Our own brand of deer hunter

There are lots of deer around our neighborhood. We see them just about every time we drive in the evening on Technology Parkway, which goes through an industrial park developed on Berry College land. We see their bodies fairly often where cars have hit them, and have even seen one as it was hit. I hit one myself further out Huffaker Road. Mine survived long enough to jump up and run away. Several hang out near our house. Some of them have decided that our shrubs are a buffet, like they did a few years ago during the worst part of our drought.

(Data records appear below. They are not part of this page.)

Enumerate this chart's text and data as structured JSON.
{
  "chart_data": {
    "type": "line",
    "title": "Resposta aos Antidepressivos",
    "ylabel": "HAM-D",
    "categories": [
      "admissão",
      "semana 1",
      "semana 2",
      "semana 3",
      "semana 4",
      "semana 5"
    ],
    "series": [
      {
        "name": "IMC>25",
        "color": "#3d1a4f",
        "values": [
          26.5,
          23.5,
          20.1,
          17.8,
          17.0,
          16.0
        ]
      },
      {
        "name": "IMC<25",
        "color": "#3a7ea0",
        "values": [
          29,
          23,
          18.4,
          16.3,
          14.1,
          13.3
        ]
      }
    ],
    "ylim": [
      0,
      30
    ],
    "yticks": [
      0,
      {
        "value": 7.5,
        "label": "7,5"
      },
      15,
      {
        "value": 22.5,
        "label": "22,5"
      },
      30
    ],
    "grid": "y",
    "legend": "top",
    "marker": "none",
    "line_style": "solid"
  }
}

Deer season for firearms opened here in October and lasts until January 1. Berry College, which owns 27,000 acres, has three short firearm seasons with 1000 permits for the first two and 750 for the third. Berry College extends along Lavender Mountain fairly close to us. It’s more than a stone’s throw away, but certainly within a bullet’s range.

Aside from the damage the deer cause our shrubbery, I am pretty much neutral on deer hunting. I don’t hunt and don’t really understand the appeal, but that’s a personal shortcoming rather than a judgment. Several of my coworkers hunt deer and they seem to be pretty normal people.

I’m sure most deer hunters are responsible citizens, but this area seems to have a significant population of a different kind. I mentioned seeing partially butchered deer carcasses dumped along Fouche Gap Road. I have seen them in prior deer seasons, but this season is the worst. I counted five confirmed and a possible sixth so far this year. There are four (or possibly five) within two miles on Fouche Gap Road and one on the few hundred yards that Wildlife Trail extends from our house to its dead end.

Apparently the practice is to take some meat off the main body of the carcass, leaving the rib cage exposed and the legs and the head untouched. Then the remains are tossed out of the back of a truck. Probably a truck, but who knows? Maybe these people haul dead deer in the back seats of their cars.

All I know for sure is that I don’t want to meet these people in the woods. Or any other place, for that matter.

5 thoughts on “Our own brand of deer hunter

  1. I never quite get the appeal of deer-hunting either. My nephew in Virginia, who is an otherwise gentle and spiritual young man really enjoys getting out and killing deer in season. It’s an interesting thing, considering he also has spent a lot of time at a Meher Baba retreat, meditates, and plays a good folk guitar. I always think desperate hunger should precede hunting for food, but now it seems more about sport than a real need for sustenance. You remind me of the one time we found a deer carcass on our road in Port Townsend, WA that had been left intact except for the meat around the rib cage. Quite a horrific sight. Yeah, I wouldn’t want to run into those “hunters” either.

  2. Some of my coworkers have talked about their hunts, and it seems to get them really excited. But I would have a hard time handling what they describe. Have you ever seen the movie The Last of the Mohicans? It opens with a hunting scene. After Hawkeye and Chingachgook kill an elk (or something), they apologize to it for having to do it. That sounds like a more balanced approach to hunting.

  3. Yeah, I even say thank you to the chickens I get frozen from the organic grocery.

    One bad thing about tossing deer remains onto the shoulder of the road is that they attract scavengers. Many birds of prey and other animals are opportunists and can be injured or killed by a vehicle traveling past the attractive carcass.

    And another thing, which if anything is worse, is that lead particles from bullets cause neurological problems and a terrible death for the wildlife that ingest them.

    Pardon me for preaching to the choir here.

    I wish responsible hunters who use all they can and bury the rest would teach the less informed and motivated the ways of the woods.

  4. Minnie — I agree. Unfortunately, it seems that there is a continuing population of irresponsible hunters. I met a Berry College game warden about 25 years ago who said a poacher once dumped a deer carcass in her driveway just to show her he could get away with it.

  5. Yep. Revenge dumping. We drove down in the semi-country for Thanksgiving dinner with friends. Just before we pulled into their long driveway we passed six or eight black vultures dining on a deer carcass dumped in the ditch. Some of the “hunters” there aren’t crazy about our friends who have complained about irresponsible behavior.